A cada nova cidade, a cada ato ou manifestação que se sucede na caravana de Lula pelo Nordeste do Brasil florescem histórias e cenas das mais comoventes. Há muito sentido pedindo passagem, expressão da avalanche de contrastes entre a vida de ontem, que semeava futuro, e a vida de hoje, esmagada pelo passado.

Há atos grandes em praças da matriz, onde se reúne a tropa saudosa do bom combate, há “piquetes” de gente das beiras que vai à pista fazer um aceno ao “peão” e guardar num selfie ou num suspiro existencial aquele instante insólito.

Lula não faz por menos e gasta o gogó com suas metáforas arrebatadoras. De peão pra peão, fala de soberania nacional, do difícil jogo com o mercado, da inadiável tarefa de regular e democratizar os meios de comunicação.

Na comunidade de Brasília Teimosa, Recife, talvez um dos maiores símbolos de resistência popular frente aos avassaladores interesses do capital, Lula cruza pela Rua da Esperança para um dedo de prosa com os membros da Associação de Pescadores.

Depois de décadas de luta, dormindo em palafitas e prestando serviços mal remunerados aos endinheirados de Boa Viagem, aquela gente conseguiu nos governos do PT (gestões de João Paulo no Recife e de Lula e Dilma) não apenas o reconhecimento de suas propriedades, mas também a urbanização do bairro que agora garante ao peão a mesma vista do patrão.

Entre os povoados do Cariri, alguns há seis anos sem chuva, um prefeito indignado vaticina: “se com Lula o peão virou patrão, com o Temer o patrão tá virando peão”. Mas mesmo os patrões que ainda resistem, mesmo aqueles que não vão lá muito com a cara do PT, acabam tendo que reconhecer que as políticas petistas foram fundamentais para impulsionar os seus negócios e que por isso torcem timidamente por Lula em 2018.

Já em Morada Nova, no Ceará, o vaqueiro Araújo, 74 anos, enquanto faz poesia falando de seu gibão de couro (“que não tem peso, não tem calor, pois tem alegria e recordações”), não deixa dúvida de que a permanência daquele povo em condições tão difíceis só é possível de ser entendida por razões existenciais: fora dali o valor do sertanejo não é visto.
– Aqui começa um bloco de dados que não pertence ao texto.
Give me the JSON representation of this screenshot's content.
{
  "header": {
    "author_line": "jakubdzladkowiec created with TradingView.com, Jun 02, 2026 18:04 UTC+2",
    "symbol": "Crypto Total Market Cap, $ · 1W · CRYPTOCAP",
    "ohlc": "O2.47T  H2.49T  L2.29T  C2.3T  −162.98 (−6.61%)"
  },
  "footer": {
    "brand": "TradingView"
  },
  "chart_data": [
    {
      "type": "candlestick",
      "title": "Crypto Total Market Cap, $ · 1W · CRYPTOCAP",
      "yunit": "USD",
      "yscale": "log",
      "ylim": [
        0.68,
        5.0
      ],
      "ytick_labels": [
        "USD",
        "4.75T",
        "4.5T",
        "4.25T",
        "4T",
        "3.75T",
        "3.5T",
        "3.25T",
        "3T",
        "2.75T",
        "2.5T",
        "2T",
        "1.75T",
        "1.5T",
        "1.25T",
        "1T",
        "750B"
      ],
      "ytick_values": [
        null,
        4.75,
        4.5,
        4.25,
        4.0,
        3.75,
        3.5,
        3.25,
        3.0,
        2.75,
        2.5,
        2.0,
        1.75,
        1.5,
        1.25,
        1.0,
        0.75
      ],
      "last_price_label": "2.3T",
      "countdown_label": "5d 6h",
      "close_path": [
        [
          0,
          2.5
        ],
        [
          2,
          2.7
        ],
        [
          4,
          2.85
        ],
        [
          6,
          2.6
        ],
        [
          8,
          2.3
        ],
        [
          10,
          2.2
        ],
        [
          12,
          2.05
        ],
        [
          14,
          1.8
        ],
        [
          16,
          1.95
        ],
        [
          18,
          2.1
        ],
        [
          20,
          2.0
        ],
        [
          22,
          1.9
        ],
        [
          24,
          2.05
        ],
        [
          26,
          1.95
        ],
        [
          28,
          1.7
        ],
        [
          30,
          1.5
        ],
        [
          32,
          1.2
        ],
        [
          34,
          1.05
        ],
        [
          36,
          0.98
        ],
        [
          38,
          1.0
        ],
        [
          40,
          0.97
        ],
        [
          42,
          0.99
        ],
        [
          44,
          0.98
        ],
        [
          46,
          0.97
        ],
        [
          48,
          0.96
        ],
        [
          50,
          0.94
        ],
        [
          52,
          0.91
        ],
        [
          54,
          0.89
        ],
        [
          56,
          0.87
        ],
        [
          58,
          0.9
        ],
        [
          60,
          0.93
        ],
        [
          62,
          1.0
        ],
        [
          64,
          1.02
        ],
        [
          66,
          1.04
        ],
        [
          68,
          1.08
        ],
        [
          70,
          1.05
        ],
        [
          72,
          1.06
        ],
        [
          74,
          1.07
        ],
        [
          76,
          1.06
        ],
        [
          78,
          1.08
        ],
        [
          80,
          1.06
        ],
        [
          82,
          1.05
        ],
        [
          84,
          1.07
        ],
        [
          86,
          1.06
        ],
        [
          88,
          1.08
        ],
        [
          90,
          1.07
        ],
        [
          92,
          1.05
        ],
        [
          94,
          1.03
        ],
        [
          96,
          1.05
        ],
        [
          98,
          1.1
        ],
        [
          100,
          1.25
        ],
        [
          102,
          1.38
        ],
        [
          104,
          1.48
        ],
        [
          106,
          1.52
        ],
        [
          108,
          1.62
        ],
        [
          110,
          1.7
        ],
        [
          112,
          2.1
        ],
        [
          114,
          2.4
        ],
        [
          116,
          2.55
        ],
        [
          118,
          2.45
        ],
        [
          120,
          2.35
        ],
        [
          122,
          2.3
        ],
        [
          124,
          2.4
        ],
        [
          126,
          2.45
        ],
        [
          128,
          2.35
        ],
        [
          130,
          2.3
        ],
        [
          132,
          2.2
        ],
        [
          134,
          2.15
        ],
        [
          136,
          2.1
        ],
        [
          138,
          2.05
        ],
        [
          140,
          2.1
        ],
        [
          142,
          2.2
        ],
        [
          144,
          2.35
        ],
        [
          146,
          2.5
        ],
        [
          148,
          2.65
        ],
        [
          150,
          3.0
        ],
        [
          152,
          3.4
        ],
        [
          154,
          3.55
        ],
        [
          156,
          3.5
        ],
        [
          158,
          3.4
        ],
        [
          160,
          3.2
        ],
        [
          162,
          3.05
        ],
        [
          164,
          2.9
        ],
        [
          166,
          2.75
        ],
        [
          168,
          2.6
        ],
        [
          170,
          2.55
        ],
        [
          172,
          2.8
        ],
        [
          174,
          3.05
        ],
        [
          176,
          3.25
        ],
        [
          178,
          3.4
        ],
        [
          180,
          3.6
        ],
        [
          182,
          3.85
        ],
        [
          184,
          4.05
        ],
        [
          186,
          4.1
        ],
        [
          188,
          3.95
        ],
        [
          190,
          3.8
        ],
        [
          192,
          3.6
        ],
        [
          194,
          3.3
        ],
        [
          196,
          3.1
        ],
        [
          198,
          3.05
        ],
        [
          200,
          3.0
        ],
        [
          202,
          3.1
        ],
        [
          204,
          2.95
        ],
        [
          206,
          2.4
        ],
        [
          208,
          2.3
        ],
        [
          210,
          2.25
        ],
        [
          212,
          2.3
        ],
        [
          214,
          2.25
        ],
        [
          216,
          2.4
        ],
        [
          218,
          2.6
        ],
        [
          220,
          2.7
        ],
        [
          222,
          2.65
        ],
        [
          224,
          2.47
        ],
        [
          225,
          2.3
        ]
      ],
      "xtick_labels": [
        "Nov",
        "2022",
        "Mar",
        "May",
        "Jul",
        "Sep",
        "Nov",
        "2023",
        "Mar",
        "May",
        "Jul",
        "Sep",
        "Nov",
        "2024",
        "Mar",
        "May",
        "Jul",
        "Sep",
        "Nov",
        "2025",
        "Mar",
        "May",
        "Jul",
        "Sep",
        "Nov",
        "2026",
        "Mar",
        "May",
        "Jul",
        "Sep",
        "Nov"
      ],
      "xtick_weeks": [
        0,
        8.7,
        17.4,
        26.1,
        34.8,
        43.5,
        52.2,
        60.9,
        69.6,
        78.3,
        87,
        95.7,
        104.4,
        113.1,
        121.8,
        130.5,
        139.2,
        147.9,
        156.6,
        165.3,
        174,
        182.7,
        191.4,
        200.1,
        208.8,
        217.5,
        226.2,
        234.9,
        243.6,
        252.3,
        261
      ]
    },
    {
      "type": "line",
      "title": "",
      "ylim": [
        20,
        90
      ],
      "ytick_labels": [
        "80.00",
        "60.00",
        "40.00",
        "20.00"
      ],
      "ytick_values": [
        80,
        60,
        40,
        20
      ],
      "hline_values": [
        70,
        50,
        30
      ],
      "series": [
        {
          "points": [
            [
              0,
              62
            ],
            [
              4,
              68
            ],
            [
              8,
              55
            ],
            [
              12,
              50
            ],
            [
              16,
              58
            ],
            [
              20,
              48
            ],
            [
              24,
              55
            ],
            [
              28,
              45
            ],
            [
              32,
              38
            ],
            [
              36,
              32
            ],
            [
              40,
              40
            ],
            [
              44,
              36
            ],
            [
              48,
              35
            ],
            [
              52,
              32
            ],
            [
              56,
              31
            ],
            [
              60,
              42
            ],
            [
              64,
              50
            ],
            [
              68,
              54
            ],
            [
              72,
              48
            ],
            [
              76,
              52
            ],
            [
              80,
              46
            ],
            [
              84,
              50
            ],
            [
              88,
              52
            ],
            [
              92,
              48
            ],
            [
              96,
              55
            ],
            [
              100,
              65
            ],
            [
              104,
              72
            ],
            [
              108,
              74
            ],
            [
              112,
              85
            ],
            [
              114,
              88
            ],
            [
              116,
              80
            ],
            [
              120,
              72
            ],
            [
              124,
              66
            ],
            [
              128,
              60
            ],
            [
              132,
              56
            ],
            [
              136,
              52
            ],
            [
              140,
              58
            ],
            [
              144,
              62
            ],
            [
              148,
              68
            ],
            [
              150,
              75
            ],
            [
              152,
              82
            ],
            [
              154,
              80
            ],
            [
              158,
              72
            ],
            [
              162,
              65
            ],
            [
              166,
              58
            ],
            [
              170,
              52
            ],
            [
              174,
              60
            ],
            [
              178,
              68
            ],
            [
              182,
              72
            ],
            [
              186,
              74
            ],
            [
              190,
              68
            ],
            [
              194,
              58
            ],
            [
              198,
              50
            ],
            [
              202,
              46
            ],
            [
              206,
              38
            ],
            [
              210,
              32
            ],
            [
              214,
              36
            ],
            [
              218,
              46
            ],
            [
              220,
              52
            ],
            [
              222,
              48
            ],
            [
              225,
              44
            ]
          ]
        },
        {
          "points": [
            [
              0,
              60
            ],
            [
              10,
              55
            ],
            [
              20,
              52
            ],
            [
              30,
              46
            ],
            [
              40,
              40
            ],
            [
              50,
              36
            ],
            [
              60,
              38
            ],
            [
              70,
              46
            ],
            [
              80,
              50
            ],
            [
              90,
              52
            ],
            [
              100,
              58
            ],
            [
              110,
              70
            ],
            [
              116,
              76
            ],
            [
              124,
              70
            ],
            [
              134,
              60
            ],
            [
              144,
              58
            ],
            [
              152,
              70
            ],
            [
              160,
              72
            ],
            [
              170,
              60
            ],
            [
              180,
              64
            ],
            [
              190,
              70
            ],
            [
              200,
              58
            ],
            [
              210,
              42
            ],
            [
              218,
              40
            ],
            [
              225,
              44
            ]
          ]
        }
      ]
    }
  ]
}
E como bem disse o jornalista Fernando Brito em artigo certeiro (leia aqui), a esperança que essa gente deposita em Lula é em essência a esperança de poder existir.

De fato, a imensa maioria que habita aqueles meandros do sertão nordestino (região de semiárido ainda com a maior população no mundo) sabe que Lula encarna a fugidia possibilidade de serem percebidos como cidadãos, de serem vistos, de terem ao menos parte de seu turbilhão de escassez mitigado por um dos seus, um peão que rasgou os céus, mas que segue peão.

Lula é a réstia de esperança para um mundo de gente que insiste no impressionante Vale do Seridó ou nas terras trincadas do Cariri, que esvazia a missa de domingo para alcançar a caravana, que estudou nos novos campi das universidades e dos institutos federais, e que agora vê seus sonhos e sua existência bloqueados pelo golpe dos patrões.